Technisch ist die Wenkerbögen-App von dem ursprünglichen für das Schweizer Citzen-Science-Projekt entwickelten Applikation inspiriert. Als Grundframeworks wurde sich für Vue für die Nutzeroberfläche, FastAPI als REST-Server sowie IIIF-Standard für die Bereitstellung der Bögen und PostgreSQL als Datenbank entschieden. Gerade Vue und FastAPI als Interface respektive Serverframework erlauben eine schnelle und sichere Entwicklung von sogenannten “Single Page Apps” (SPA). Vue generiert die Webseiten aus dem Javascript-Code und kann die benötigten Daten über die REST-Schnittstelle des FastAPI-Servers laden. Vue basiert auf dem sogenannten “Observer Pattern”, was automatisch Änderungen an den Daten an die Benutzeroberfläche weitergibt. Das ermöglicht eine einfache Entwicklung von dynamischen Webanwendungen.
Die Bögen stehen außerdem, ganz im Sinne von OpenAccess, in einem frei zugänglichen Repositorium. Sämtliche Transliterationen werden automatisch mit einem GitHub-Repostorium synchronisiert, die dort abgelegt Daten sind maschinenlesbar und sämtliche Änderungen lassen sich nachverfolgen.
Beim Entwurf der Nutzeroberfläche ging es vorrangig um Einfachheit. Der Zugang sollte niederschwellig gehalten werden, um ein breitgefächertes Publikum ansprechen zu können. So ist die einfachste Art einen Bogen zu finden, einfach in der Karte in die Region, die man sucht, zu zoomen. Die Auswahl der Bögen passt sich dynamisch an den Kartenausschnitt an.
Neben dem dynamischen Zoom lassen sich natürlich auch noch nach Ortsnamen, Bogennummer und einer Volltextsuche über die Metadatenfelder nach Bögen suchen. Eine Filterfunktion erlaubt es die Bögen nach bestimmten Sprachen zu filtern. Diese Funktionen sollen ein effektives Suchen nach den Bögen ermöglichen und als ein Ersatz für den bisherigen Wenkerbogen-Katalog dienen. Ein Bogen lässt sich mittels Klick auf das entsprechende Symbol öffnen. Bögen, für die bereits eine Transliteration vorliegt, unterscheiden sich optisch von den übrigen.

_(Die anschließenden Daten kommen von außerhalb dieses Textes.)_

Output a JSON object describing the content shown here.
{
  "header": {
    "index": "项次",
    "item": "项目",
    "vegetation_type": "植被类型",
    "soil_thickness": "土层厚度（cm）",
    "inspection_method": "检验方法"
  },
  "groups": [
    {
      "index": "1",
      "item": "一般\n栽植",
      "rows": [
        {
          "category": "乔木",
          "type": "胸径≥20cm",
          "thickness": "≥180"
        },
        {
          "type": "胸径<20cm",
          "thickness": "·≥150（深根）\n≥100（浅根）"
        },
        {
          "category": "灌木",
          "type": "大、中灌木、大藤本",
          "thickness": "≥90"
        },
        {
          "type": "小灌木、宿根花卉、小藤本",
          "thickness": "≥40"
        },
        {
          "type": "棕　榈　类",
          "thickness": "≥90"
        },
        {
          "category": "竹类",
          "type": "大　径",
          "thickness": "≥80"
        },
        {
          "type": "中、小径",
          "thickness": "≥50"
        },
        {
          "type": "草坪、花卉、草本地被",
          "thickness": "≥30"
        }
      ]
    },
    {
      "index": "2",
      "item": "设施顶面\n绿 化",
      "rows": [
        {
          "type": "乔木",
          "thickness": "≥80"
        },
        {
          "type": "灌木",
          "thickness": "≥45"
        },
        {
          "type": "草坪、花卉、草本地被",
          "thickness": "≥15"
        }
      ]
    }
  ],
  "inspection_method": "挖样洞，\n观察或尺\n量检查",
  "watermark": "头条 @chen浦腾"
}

Die Wenkerbogen-Anzeige zeigt auf der linken Seite den Wenkerbogen und auf der rechten Seite die Metadaten und bereits erstellte Transliterationen. Außerdem gibt es die Möglichkeit, den Bogen als PDF und die Transliterationen in verschiedenen Formaten, inklusive Excel, herunterzuladen. Der Bogen wird nicht als statisches Bild geladen, sondern über den IIIF-Server in sogenannte “Tiles” aufgeteilt, die dynamisch je nach Ausschnitt oder Zoomstufe geladen werden. So muss nicht das gesamte Bild auf einmal geladen werden und man kann trotzdem so weit wie möglich hineinzoomen, wie es die ursprüngliche Auflösung hergibt. Diese Technik ermöglicht es, hochauflösende Bilder, die teilweise deutlich über 1 Gigabyte groß sein können, schnell im Netz zu präsentieren. Aus der Wenkerbogen-Anzeige kann man über “Neue Transliteration” den Wenkerbogen-Editor starten.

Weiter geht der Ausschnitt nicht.